A recent investigation carried out by the weekly Tokoh has underlined the severe plight of Bali's orphans, made worse by the widespread inability to obtain a formal birth certificate. According to the report, children raised by foster caregivers are rendered outcasts due to their inability to present the official birth document needed to attend school, obtain an identity card or a passport.
Drs. H. Muhsan Effendi, the Secretary of the Orphan Foundation of Bali, told Tokoh that the inability to obtain formal birth certificates is a problem affecting every orphanage in Bali. Effendi, who is also the operator of the Tunas Bangsa Orphanage in the Monang-Maning area of Denpasar, reports that only 30% of the 52 children under his care hold valid birth certificates. Based on discussions held among the directors of the 64 orphanages found in Bali, at least 70% of all orphans in Bali do not possess a birth certificate.

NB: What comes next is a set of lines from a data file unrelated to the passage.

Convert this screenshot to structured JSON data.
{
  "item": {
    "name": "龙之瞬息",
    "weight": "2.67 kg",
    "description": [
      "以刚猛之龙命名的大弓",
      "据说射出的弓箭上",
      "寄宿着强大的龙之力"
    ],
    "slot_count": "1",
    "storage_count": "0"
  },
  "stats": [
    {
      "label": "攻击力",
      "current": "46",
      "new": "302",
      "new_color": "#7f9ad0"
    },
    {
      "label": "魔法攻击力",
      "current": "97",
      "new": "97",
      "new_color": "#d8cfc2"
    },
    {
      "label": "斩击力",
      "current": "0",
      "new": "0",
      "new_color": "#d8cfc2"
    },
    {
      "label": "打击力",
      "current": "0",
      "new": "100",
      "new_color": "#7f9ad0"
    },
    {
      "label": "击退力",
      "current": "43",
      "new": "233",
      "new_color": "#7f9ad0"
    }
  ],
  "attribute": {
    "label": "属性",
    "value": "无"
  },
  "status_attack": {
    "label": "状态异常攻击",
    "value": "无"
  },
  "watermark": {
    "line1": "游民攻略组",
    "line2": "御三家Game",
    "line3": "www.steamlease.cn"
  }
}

Many of these children originate from village settings in Bali with little or no record in existence regarding their parentage. Unable to present the names of two parents and their marriage certificate needed to obtain a birth certificate, these children and their futures remain in legal limbo.
Troubles start early for children without an akta Kelahiran or birth certificate. Enrolment in local primary schools is often impossible without an akta, a scenario of denial that will be repeated time and again throughout their lives as they fail to obtain an official identity card, a passport or employment in formal sectors of the economy.
The resourceful Mr. Effendi is sometimes able to secure a temporary solution to the schooling quandary through the assistance of understanding school principals prepared to accept children presenting a simple birth statement - a less formal document issued by the officials of the child's home village.
A local lawyer and activist on behalf of children's rights, Luh Putu Anggreni, is calling on the Government to urgently address the problem of undocumented children.